There's A Scientific Reason We Love Rooting For March Madness Underdogs
In some ways, our love for March Madness underdogs is counterintuitive.
Neutral fans love to see the plucky team with the mediocre track record get a win.
But, those wins usually come at the expense of teams that have been more consistent over a longer period of time and thus, as conventional wisdom would suggest, are more deserving.
We root hard for the Cinderella squad with the no-name players, but the juggernaut teams usually carry the players more equipped to entertain us.
After all, sports are about entertainment.
Run of Play's Kári Tulinius summed up this sort of upside-down logic pretty succinctly:
Underdogs are inherently contradictory: They’re the unfancied team everyone fancies.
Rest assured, we all become fans of shock value teams, like Wichita State, when they unseat giants, like Kansas.
So, what is exactly behind that contradiction, and why do we so easily cling to underdogs? As is the case with most questions, science has the answer, and it's multifaceted.
Psychology Proves It's The American Thing To Do
According to a study conducted by the Journal of Consumer Research in 2009, cultural identity is a factor that plays into our inclination to root for the underdog.
The Boston-area professors who conducted the study wrote:
American culture, laws, and social norms enable and encourage underdogs to prosper, in contrast to other nations where an individual’s passion and determination may do little to combat rigid class or caste structures which favor the status-endowed.
The professors hypothesized the idea of the American Dream, which implies an individual's ability to defy all odds through sheer will, makes Americans more inclined to buy into underdog narratives. And their research, to an extent, backs up that claim.
Americans love to see an underdog can prevail -- regardless of the endowment, numbers of blue-chip recruits or ranking of the opponent.
In some ways, it validates the rags-to-riches narrative that's so pervasive in our society.
It's no wonder then, when tourney time comes around, why we become big fans of the mere idea of smaller teams pulling off big upsets.
It's The Most Emotionally Satisfying Way To Watch The Tournament
A study conducted by two researchers at the University of Richmond alluded to the low emotional cost of rooting for underdogs.
In the study, researchers Scott T. Allison and Jeni L. Burnette stated:
We suspect that the prevalence of ath-letic underdogs in our cultural lore may stem from the fact that our goal in viewing athletic competitions is to be entertained. Rarely are there life or death consequences in athletics, and so rooting for the underdog carries with it few costs.

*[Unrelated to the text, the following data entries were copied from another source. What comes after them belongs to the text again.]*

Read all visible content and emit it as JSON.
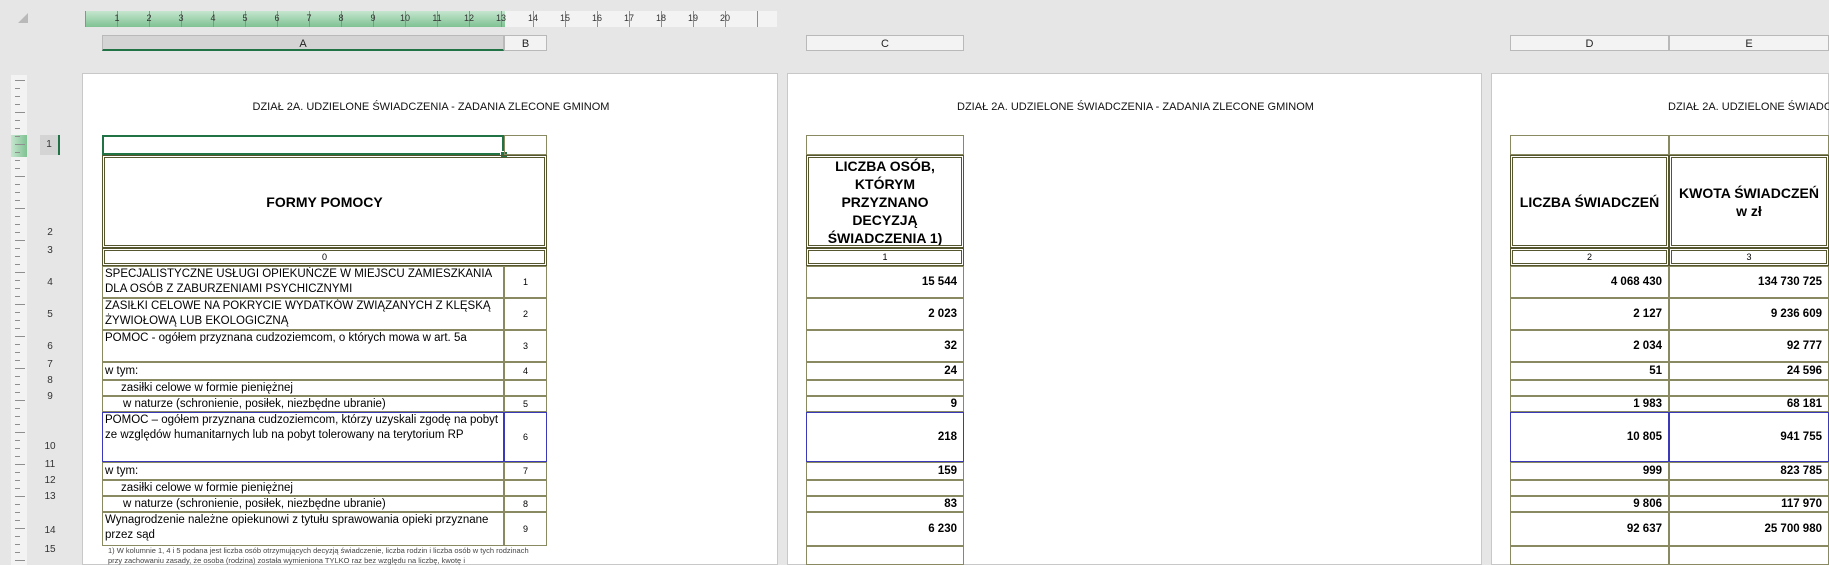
{
  "ruler": {
    "numbers": [
      "1",
      "2",
      "3",
      "4",
      "5",
      "6",
      "7",
      "8",
      "9",
      "10",
      "11",
      "12",
      "13",
      "14",
      "15",
      "16",
      "17",
      "18",
      "19",
      "20"
    ]
  },
  "columns": [
    "A",
    "B",
    "C",
    "D",
    "E"
  ],
  "rows": [
    "1",
    "2",
    "3",
    "4",
    "5",
    "6",
    "7",
    "8",
    "9",
    "10",
    "11",
    "12",
    "13",
    "14",
    "15"
  ],
  "page_title": "DZIAŁ 2A. UDZIELONE ŚWIADCZENIA - ZADANIA ZLECONE GMINOM",
  "page_title_partial": "DZIAŁ 2A. UDZIELONE ŚWIADCZ",
  "headers": {
    "a": "FORMY POMOCY",
    "c": "LICZBA OSÓB, KTÓRYM PRZYZNANO DECYZJĄ ŚWIADCZENIA 1)",
    "d": "LICZBA ŚWIADCZEŃ",
    "e": "KWOTA ŚWIADCZEŃ w zł",
    "idx_a": "0",
    "idx_c": "1",
    "idx_d": "2",
    "idx_e": "3"
  },
  "table": [
    {
      "label": "SPECJALISTYCZNE USŁUGI OPIEKUŃCZE W MIEJSCU ZAMIESZKANIA DLA OSÓB Z ZABURZENIAMI PSYCHICZNYMI",
      "idx": "1",
      "c": "15 544",
      "d": "4 068 430",
      "e": "134 730 725"
    },
    {
      "label": "ZASIŁKI CELOWE NA POKRYCIE WYDATKÓW ZWIĄZANYCH Z KLĘSKĄ ŻYWIOŁOWĄ LUB EKOLOGICZNĄ",
      "idx": "2",
      "c": "2 023",
      "d": "2 127",
      "e": "9 236 609"
    },
    {
      "label": "POMOC - ogółem przyznana cudzoziemcom, o których mowa w art. 5a",
      "idx": "3",
      "c": "32",
      "d": "2 034",
      "e": "92 777"
    },
    {
      "label": "w tym:",
      "idx": "4",
      "c": "24",
      "d": "51",
      "e": "24 596"
    },
    {
      "label": "zasiłki celowe w formie pieniężnej",
      "idx": "",
      "c": "",
      "d": "",
      "e": ""
    },
    {
      "label": "w naturze (schronienie, posiłek, niezbędne ubranie)",
      "idx": "5",
      "c": "9",
      "d": "1 983",
      "e": "68 181"
    },
    {
      "label": "POMOC – ogółem przyznana cudzoziemcom, którzy uzyskali zgodę na pobyt ze względów humanitarnych lub na pobyt tolerowany na terytorium RP",
      "idx": "6",
      "c": "218",
      "d": "10 805",
      "e": "941 755"
    },
    {
      "label": "w tym:",
      "idx": "7",
      "c": "159",
      "d": "999",
      "e": "823 785"
    },
    {
      "label": "zasiłki celowe w formie pieniężnej",
      "idx": "",
      "c": "",
      "d": "",
      "e": ""
    },
    {
      "label": "w naturze (schronienie, posiłek, niezbędne ubranie)",
      "idx": "8",
      "c": "83",
      "d": "9 806",
      "e": "117 970"
    },
    {
      "label": "Wynagrodzenie należne opiekunowi z tytułu sprawowania opieki przyznane przez sąd",
      "idx": "9",
      "c": "6 230",
      "d": "92 637",
      "e": "25 700 980"
    }
  ],
  "footnote": "1) W kolumnie 1, 4 i 5 podana jest liczba osób otrzymujących decyzją świadczenie, liczba rodzin i liczba osób w tych rodzinach przy zachowaniu zasady, że osoba (rodzina) została wymieniona TYLKO raz bez względu na liczbę, kwotę i"
}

And that's true, especially when it comes to the NCAA tournament. People don't just blindly rally around underdogs, especially when there's actually something on the line.
As FiveThirtyEight's David Nussbaum stated in one his articles,
Everybody likes to cheer for the underdog, but hardly anyone bets on the underdog to win.
With 68 teams jam-packed into a tournament, many fans are already bound to watch a number of games from neutral, nothing-to-lose positions.
Rooting for the underdog solidifies that position. If the underdog loses, who cares? That's what's expected. If they win, that victory comes with an added element of excitement.
It Restores Our Faith In The Idea Of Fairness In The World
And there's the idea underdog wins restore the idea of fairness -- not just in sports but in society in general. It is that very idea Tulinius pointed out in the Run of Play article:
The best explanation I can think is that supporting the underdog is the same basic human impulse that drives those countless popular movements in history that strive to level society, to make the meek equal to kings, erasing status and riches. Most football watchers want a game where anyone can win. We don’t want success to breed success. We want new champions every year.
The structure of college sports, more than others, is much more conducive to allowing teams' successes to beget new successes.
There's no limit, for instance, on the amount of top players Duke University can recruit, nor are there top draft picks to award to struggling teams as a way to subsidize their efforts to progress from year to year.
You might ask, then, why isn't there as much sentiment toward underdogs in college football as there is in college basketball?
Well, as the University of Richmond study states, there are conditions for our support of underdogs. We won't bother wasting the emotional energy of rooting for an underdog if the chances of winning are virtually beyond the realm of possibility.
And that's usually the case in college football. There, teams don't often get the chance to face big opponents in win-or-go-home situations because of the four-team playoff.
The NCAA basketball tournament, in contrast, pits relatively unknown colleges against prestigious ones every year.
That makes March Madness the perfect arena to exhibit all the things psychology proves we like to take from underdog victories.